The other side of the battery was a little more intimidating, though.

“With Sanchez back there, he’s a game changer,” Pillar said. “Granderson had a pretty good jump on his [caught stealing] but that why it’s tough to steal. Some of these catchers like Sanchez have such good arms [the pitcher] doesn’t really matter anymore.”

With Sanchez’s arm as a deterrent Pillar knew the key would be getting a massive lead, because the ball was going to come in hot.

“Sometimes you just have to get out there and get a big lead and understand getting picked off at first is no different than getting thrown out at second,” he said.

Pillar rode that philosophy to a massive walking leadoff and broke on a 1-0 count — usually a spot for a fastball. Betances floated in an off-line high curveball. Sanchez didn’t have a throw and the Blue Jays outfielder has his first steal.

Baseball’s conventional wisdom might have stopped him there. Making either the first or third out at third base is a cardinal sin, and with two men on, the risk of stealing third with two outs generally exceeds the reward.
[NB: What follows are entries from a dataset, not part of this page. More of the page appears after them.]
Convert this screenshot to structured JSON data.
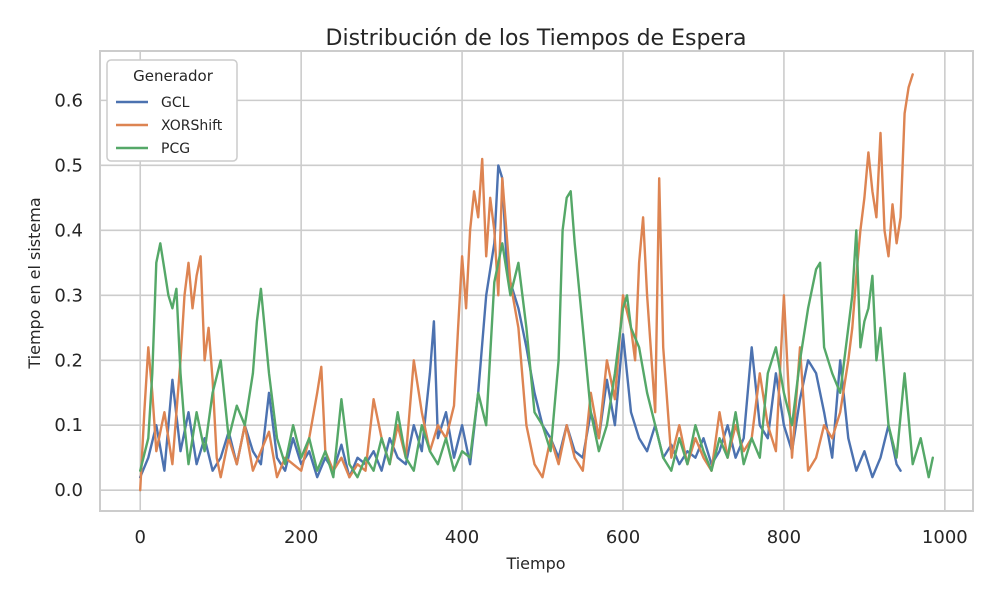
{
  "chart_data": {
    "type": "line",
    "title": "Distribución de los Tiempos de Espera",
    "xlabel": "Tiempo",
    "ylabel": "Tiempo en el sistema",
    "xlim": [
      -50,
      1035
    ],
    "ylim": [
      -0.032,
      0.676
    ],
    "xticks": [
      0,
      200,
      400,
      600,
      800,
      1000
    ],
    "yticks": [
      0.0,
      0.1,
      0.2,
      0.3,
      0.4,
      0.5,
      0.6
    ],
    "xtick_labels": [
      "0",
      "200",
      "400",
      "600",
      "800",
      "1000"
    ],
    "ytick_labels": [
      "0.0",
      "0.1",
      "0.2",
      "0.3",
      "0.4",
      "0.5",
      "0.6"
    ],
    "grid": true,
    "legend": {
      "title": "Generador",
      "placement": "top-left"
    },
    "series": [
      {
        "name": "GCL",
        "color": "#4c72b0",
        "x": [
          0,
          10,
          20,
          30,
          40,
          50,
          60,
          70,
          80,
          90,
          100,
          110,
          120,
          130,
          140,
          150,
          160,
          170,
          180,
          190,
          200,
          210,
          220,
          230,
          240,
          250,
          260,
          270,
          280,
          290,
          300,
          310,
          320,
          330,
          340,
          350,
          360,
          365,
          370,
          380,
          390,
          400,
          410,
          420,
          430,
          440,
          445,
          450,
          455,
          460,
          470,
          480,
          490,
          500,
          510,
          520,
          530,
          540,
          550,
          560,
          570,
          580,
          590,
          600,
          610,
          620,
          630,
          640,
          650,
          660,
          670,
          680,
          690,
          700,
          710,
          720,
          730,
          740,
          750,
          760,
          770,
          780,
          790,
          800,
          810,
          820,
          830,
          840,
          850,
          860,
          870,
          880,
          890,
          900,
          910,
          920,
          930,
          940,
          945
        ],
        "values": [
          0.02,
          0.05,
          0.1,
          0.03,
          0.17,
          0.06,
          0.12,
          0.04,
          0.08,
          0.03,
          0.05,
          0.09,
          0.04,
          0.1,
          0.06,
          0.04,
          0.15,
          0.05,
          0.03,
          0.08,
          0.04,
          0.06,
          0.02,
          0.05,
          0.03,
          0.07,
          0.02,
          0.05,
          0.04,
          0.06,
          0.03,
          0.08,
          0.05,
          0.04,
          0.1,
          0.06,
          0.18,
          0.26,
          0.08,
          0.12,
          0.05,
          0.1,
          0.04,
          0.15,
          0.3,
          0.38,
          0.5,
          0.48,
          0.36,
          0.32,
          0.28,
          0.22,
          0.15,
          0.1,
          0.08,
          0.05,
          0.1,
          0.06,
          0.05,
          0.12,
          0.08,
          0.17,
          0.1,
          0.24,
          0.12,
          0.08,
          0.06,
          0.1,
          0.05,
          0.07,
          0.04,
          0.06,
          0.05,
          0.08,
          0.04,
          0.06,
          0.1,
          0.05,
          0.08,
          0.22,
          0.1,
          0.08,
          0.18,
          0.1,
          0.06,
          0.14,
          0.2,
          0.18,
          0.12,
          0.05,
          0.2,
          0.08,
          0.03,
          0.06,
          0.02,
          0.05,
          0.1,
          0.04,
          0.03
        ]
      },
      {
        "name": "XORShift",
        "color": "#dd8452",
        "x": [
          0,
          5,
          10,
          15,
          20,
          30,
          40,
          50,
          55,
          60,
          65,
          70,
          75,
          80,
          85,
          90,
          95,
          100,
          110,
          120,
          130,
          140,
          150,
          160,
          170,
          180,
          190,
          200,
          210,
          220,
          225,
          230,
          240,
          250,
          260,
          270,
          280,
          290,
          300,
          310,
          320,
          330,
          340,
          350,
          360,
          370,
          380,
          390,
          395,
          400,
          405,
          410,
          415,
          420,
          425,
          430,
          435,
          440,
          445,
          450,
          460,
          470,
          480,
          490,
          500,
          510,
          520,
          530,
          540,
          550,
          560,
          570,
          580,
          590,
          600,
          610,
          615,
          620,
          625,
          630,
          640,
          645,
          650,
          660,
          670,
          680,
          690,
          700,
          710,
          720,
          730,
          740,
          750,
          760,
          770,
          780,
          790,
          800,
          810,
          820,
          830,
          840,
          850,
          860,
          870,
          880,
          885,
          890,
          895,
          900,
          905,
          910,
          915,
          920,
          925,
          930,
          935,
          940,
          945,
          950,
          955,
          960
        ],
        "values": [
          0.0,
          0.12,
          0.22,
          0.15,
          0.06,
          0.12,
          0.04,
          0.2,
          0.3,
          0.35,
          0.28,
          0.33,
          0.36,
          0.2,
          0.25,
          0.17,
          0.05,
          0.02,
          0.08,
          0.04,
          0.1,
          0.03,
          0.06,
          0.09,
          0.02,
          0.05,
          0.04,
          0.03,
          0.08,
          0.15,
          0.19,
          0.06,
          0.03,
          0.05,
          0.02,
          0.04,
          0.03,
          0.14,
          0.08,
          0.04,
          0.1,
          0.05,
          0.2,
          0.12,
          0.06,
          0.1,
          0.08,
          0.13,
          0.25,
          0.36,
          0.28,
          0.4,
          0.46,
          0.42,
          0.51,
          0.36,
          0.45,
          0.4,
          0.3,
          0.48,
          0.32,
          0.25,
          0.1,
          0.04,
          0.02,
          0.08,
          0.04,
          0.1,
          0.05,
          0.03,
          0.15,
          0.08,
          0.2,
          0.14,
          0.3,
          0.25,
          0.2,
          0.35,
          0.42,
          0.3,
          0.12,
          0.48,
          0.22,
          0.05,
          0.1,
          0.04,
          0.08,
          0.05,
          0.03,
          0.12,
          0.05,
          0.1,
          0.06,
          0.08,
          0.18,
          0.1,
          0.06,
          0.3,
          0.05,
          0.22,
          0.03,
          0.05,
          0.1,
          0.08,
          0.12,
          0.2,
          0.25,
          0.33,
          0.4,
          0.45,
          0.52,
          0.46,
          0.42,
          0.55,
          0.4,
          0.36,
          0.44,
          0.38,
          0.42,
          0.58,
          0.62,
          0.64
        ]
      },
      {
        "name": "PCG",
        "color": "#55a868",
        "x": [
          0,
          10,
          15,
          20,
          25,
          30,
          35,
          40,
          45,
          50,
          55,
          60,
          70,
          80,
          90,
          100,
          110,
          120,
          130,
          140,
          145,
          150,
          160,
          170,
          180,
          190,
          200,
          210,
          220,
          230,
          240,
          250,
          260,
          270,
          280,
          290,
          300,
          310,
          320,
          330,
          340,
          350,
          360,
          370,
          380,
          390,
          400,
          410,
          420,
          430,
          440,
          450,
          460,
          470,
          480,
          490,
          500,
          510,
          520,
          525,
          530,
          535,
          540,
          550,
          560,
          570,
          580,
          590,
          600,
          605,
          610,
          620,
          630,
          640,
          650,
          660,
          670,
          680,
          690,
          700,
          710,
          720,
          730,
          740,
          750,
          760,
          770,
          780,
          790,
          800,
          810,
          820,
          830,
          840,
          845,
          850,
          860,
          870,
          880,
          885,
          890,
          895,
          900,
          905,
          910,
          915,
          920,
          930,
          940,
          950,
          960,
          970,
          980,
          985
        ],
        "values": [
          0.03,
          0.08,
          0.18,
          0.35,
          0.38,
          0.34,
          0.3,
          0.28,
          0.31,
          0.18,
          0.1,
          0.04,
          0.12,
          0.06,
          0.15,
          0.2,
          0.08,
          0.13,
          0.1,
          0.18,
          0.26,
          0.31,
          0.18,
          0.08,
          0.04,
          0.1,
          0.05,
          0.08,
          0.03,
          0.06,
          0.02,
          0.14,
          0.04,
          0.02,
          0.05,
          0.03,
          0.08,
          0.04,
          0.12,
          0.05,
          0.03,
          0.1,
          0.06,
          0.04,
          0.08,
          0.03,
          0.06,
          0.05,
          0.15,
          0.1,
          0.32,
          0.38,
          0.3,
          0.35,
          0.25,
          0.12,
          0.1,
          0.06,
          0.2,
          0.4,
          0.45,
          0.46,
          0.38,
          0.25,
          0.12,
          0.06,
          0.1,
          0.18,
          0.28,
          0.3,
          0.25,
          0.22,
          0.15,
          0.1,
          0.05,
          0.03,
          0.08,
          0.04,
          0.1,
          0.06,
          0.03,
          0.08,
          0.05,
          0.12,
          0.04,
          0.08,
          0.05,
          0.18,
          0.22,
          0.15,
          0.1,
          0.2,
          0.28,
          0.34,
          0.35,
          0.22,
          0.18,
          0.15,
          0.25,
          0.3,
          0.4,
          0.22,
          0.26,
          0.28,
          0.33,
          0.2,
          0.25,
          0.1,
          0.05,
          0.18,
          0.04,
          0.08,
          0.02,
          0.05
        ]
      }
    ]
  }
}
That’s not the way Blue Jays third base coach Luis Rivera saw it, though.

“Luis was encouraging me to come to third base to see if we could draw a throw, maybe an overthrow and we could score that way,” Pillar explained. “That was the thought process.”

With Gift Ngoepe facing an 0-2 count, Pillar knew Betances was likely to put a breaking ball in the dirt. That’s precisely what happened and he was able to scamper down to third without a throw as Sanchez corralled the ball.

Arguably, Pillar had pushed his luck at that point, but he had one more gamble in him. Even though Betances was a right-hander with a solid sightline to third base and working out of the stretch, Pillar decided third time was the charm.

“I got to third base I felt like they weren’t holding me on. They were playing back, playing to get the hitter out and I got a pretty big walking lead and I started jumping up and down to see if I could get his attention but he didn’t lose focus on the plate,” he said. “I told myself, ‘if he comes set right now I’m going to gamble here,’ and I’d say it worked out.”

Betances was caught totally off guard. The massive right-hander was caught between pitching and throwing to the plate and blew a wild pitch past Sanchez. He wasn’t the only one in the building completely shocked by the move.

“It caught me off guard. I’ve never seen anybody do it from the stretch. That’s almost a no-no,” Blue Jays manager John Gibbons said. “But you could see him coming off third base and it didn’t look normal. So I’m glad he did. I’d love to take credit for it but I can’t.”

The Blue Jays dugout erupted with joy for the most exciting insurance run in the history of Rogers Centre.

“To be honest I liked it more than my homer,” said Yangervis Solarte through translator Josue Peley. “You always want to see your teammates do something like that, something you don’t see very often.”

Big words from the guy who won the game with a doomed-to-be forgotten 455-foot rocket. He wasn’t wrong, though. The Blue Jays won on Saturday thanks to a sturdy outing from Estrada, a big game from Justin Smoak (on his bobblehead day no less), a clutch RBI single from Luke Maile, and of course Solarte’s tape-measure shot.

But all anyone is going to remember is what Kevin Pillar did on the bases — and rightfully so.